Ida, the ninth named storm of the 2021 Atlantic hurricane season, is expected to produce life-threatening storm surges, dangerous winds and rainfall accumulations of up to 20 inches from southeast Louisiana to coastal Mississippi and Alabama. A hurricane watch is in effect for parts of those three states, including the New Orleans metro area.
“We do have a major storm heading our way,” Cantrell told reporters at a news conference as she urged residents to start preparing.

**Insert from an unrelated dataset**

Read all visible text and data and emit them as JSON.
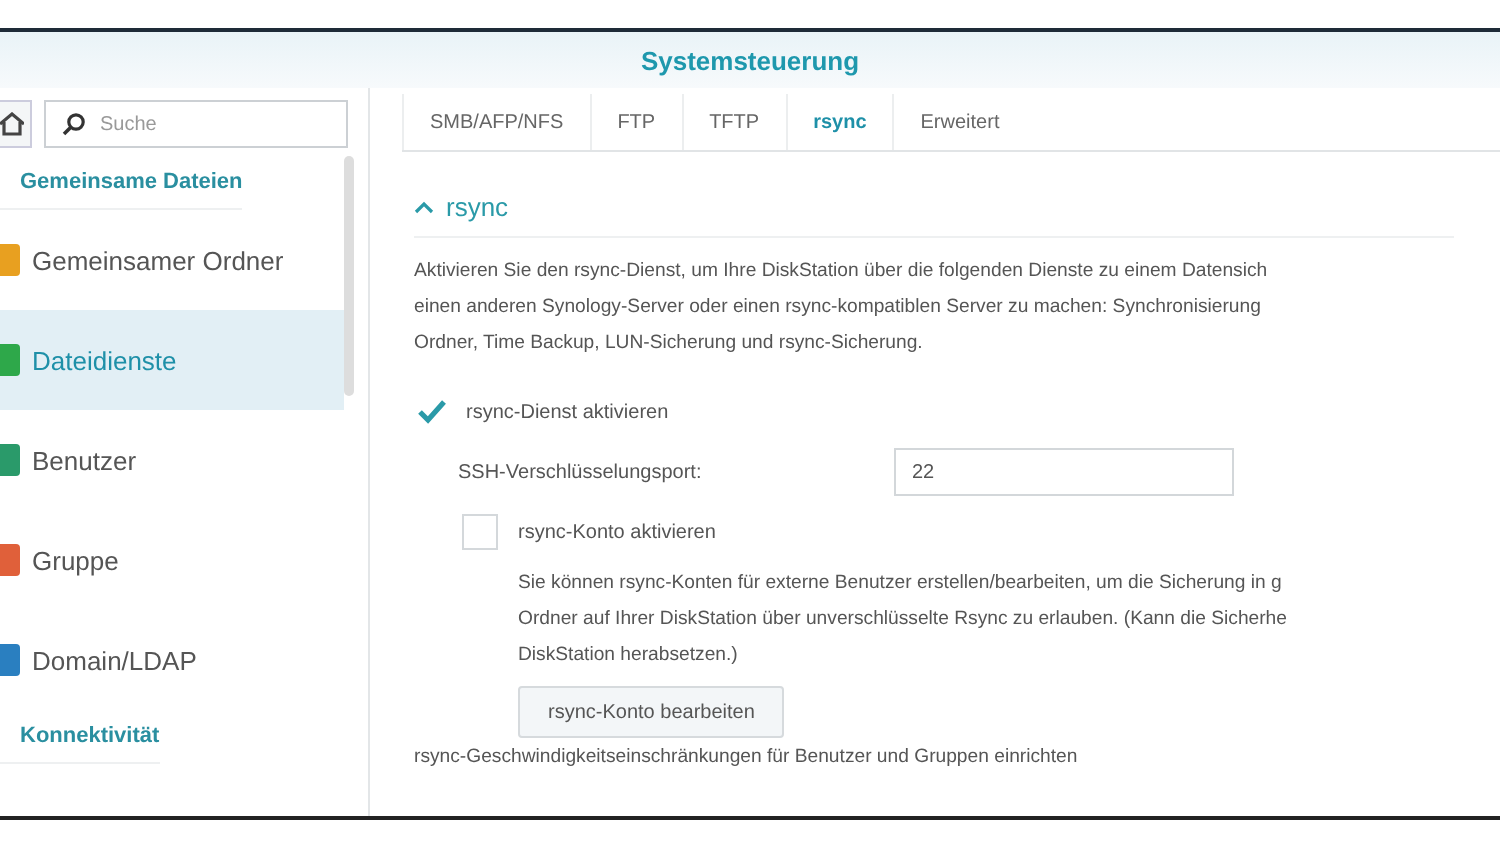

“Landfall is expected sometime on Sunday,” she said. “This is the time to take action.”
As of Friday afternoon, Ida was packing winds of up to 75 mph as it passed by Cuba’s Isle of Youth, Jamaica and the Cayman Islands, all of which faced the threat of heavy rains, flash floods and deadly mudslides, according to the National Hurricane Center.
The storm is forecast to become even stronger, possibly turning into a Category 3 hurricane, when it makes landfall somewhere in or near Louisiana on Sunday — 16 years to the day since Katrina hit Louisiana and Mississippi, ultimately killing more than 1,800 people in what turned out to be the costliest storm in U.S. history.
Louisiana Gov. John Bel Edwards has declared a state of emergency ahead of Ida’s arrival.
“Unfortunately, all of Louisiana’s coastline is currently in the forecast cone” for Hurricane Ida, Edwards said in his emergency declaration.
“Now is the time for people to finalize their emergency game plan, which should take into account the ongoing COVID-19 pandemic,” he said. “This type of threat contains additional problems because the window to prepare is so short. By Saturday evening, everyone should be in the location where they intend to ride out the storm.”
Meteorologists warned that Ida could become a major hurricane, meaning winds would reach at least 111 mph, by the time it strikes the Gulf Coast states. That’s partly because the water in the Gulf of Mexico is “incredibly warm,” helping the storm “intensify significantly” before making landfall, NHC Director Ken Graham said in a video briefing Friday.
“It’s a dangerous system,” Graham said.
“You’ve got two days to get ready. Listen to those local officials if they’re telling you to get out of some of these areas because of that storm surge. Definitely listen to them,” he said.
“Everybody in Louisiana and along the coast needs to prepare for a hurricane that could come as early as late Sunday, potentially on Monday, and it could be a major hurricane. It’s time to prepare now,” Edwards said at a news conference.
The NHC has also issued a tropical storm watch for the Mississippi-Alabama border and the Alabama-Florida state line, with the latter also under a storm surge watch.